The 2015-16 deer seasons are in the books, and many Oklahoma hunters are already directing their thoughts toward the upcoming seasons. While harvest was more than 8,000 fewer deer than the previous year, the good news is that Oklahoma’s deer herd is in great shape. Many portions of the state have received much-needed rainfall and are on the way to a full recovery from the drought. Hopefully the rains will continue, your treestands are hung, and you are ready for opening day!
Oklahoma hunters took home 88,467 deer (includes white-tailed deer and mule deer) in the 2015-16 deer seasons. This was 8,798 fewer deer than were taken in the 2014-15 seasons. In Figure 1, you can graphically see Oklahoma’s total deer harvest since 1972. Figure 2 shows how many bucks (including button bucks) were killed — 53,327 — which made up 60 percent of the harvest. Doe harvest was 35,140, making up 40 percent of the total harvest.
Deer hunting with a gun continued to be the favorite method of harvest for hunters in Oklahoma as 58 percent of the deer were taken with a modern firearm. When all gun seasons were combined (16-day gun, youth and holiday antlerless), hunters killed 51,119 deer in 2015. Muzzleloader deer hunters contributed 13,998 deer to the total. Again, archery hunters killed more deer than muzzleloader hunters and added 23,350 deer to the overall total harvest in 2015- 16. To see the individual seasons and their respective harvest, look at Figure 3.
Table 1 shows a list of deer harvest by county. Harvest is not equal across counties. This is influenced by the size of the county, the amount of suitable deer habitat, hunter access and many other factors. Some counties have a Wildlife Management Area (WMA) and some do not. To help even the playing field, Table 1 reflects deer harvest totals with the WMAs removed. As always, big counties top the list. Osage County, among the state’s largest, tops the list again in 2015-16, with 4,317 deer harvested. McCurtain County came in second with 2,650. In third was Pushmataha County with 2,465.
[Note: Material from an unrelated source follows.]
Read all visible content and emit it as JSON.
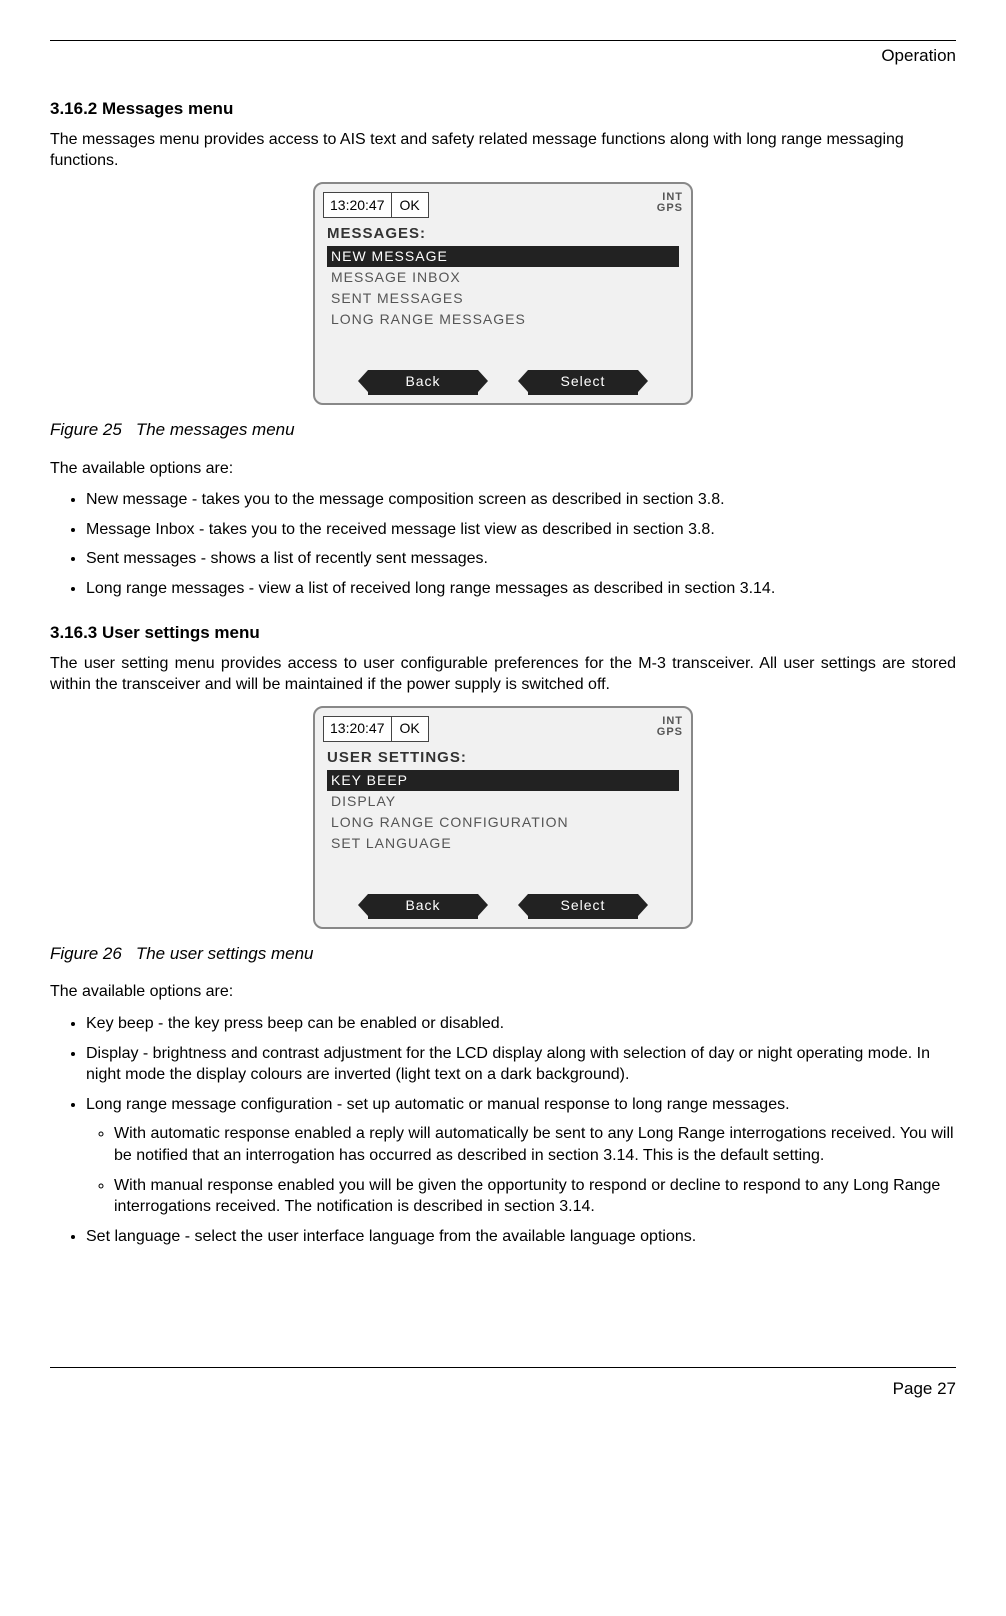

With little of Oklahoma in prime mule deer country, harvest is much lower than our neighboring states to the west. However, hunters still get a chance at a mixed bag if they hunt in Oklahoma’s western prairie counties. One county leads the list annually: Cimarron County. It is no surprise that county tops the list for mule deer harvest with 75 in 2015. In second place was Beaver County, with 33; third was Texas County, with 31; fourth was Harper County, with 17; and rounding out the Top 5 is Woodward County, with six. Seventeen of the 77 counties in Oklahoma recorded “mulies” in their harvest total this past year. The remaining 12 counties are Beckham and Ellis (five each), Roger Mills (four), two each in Dewey and Harmon, and one each for Canadian, Custer, Greer, Tillman and Woods counties. All told, 185 of these western deer were harvested in Oklahoma in 2015.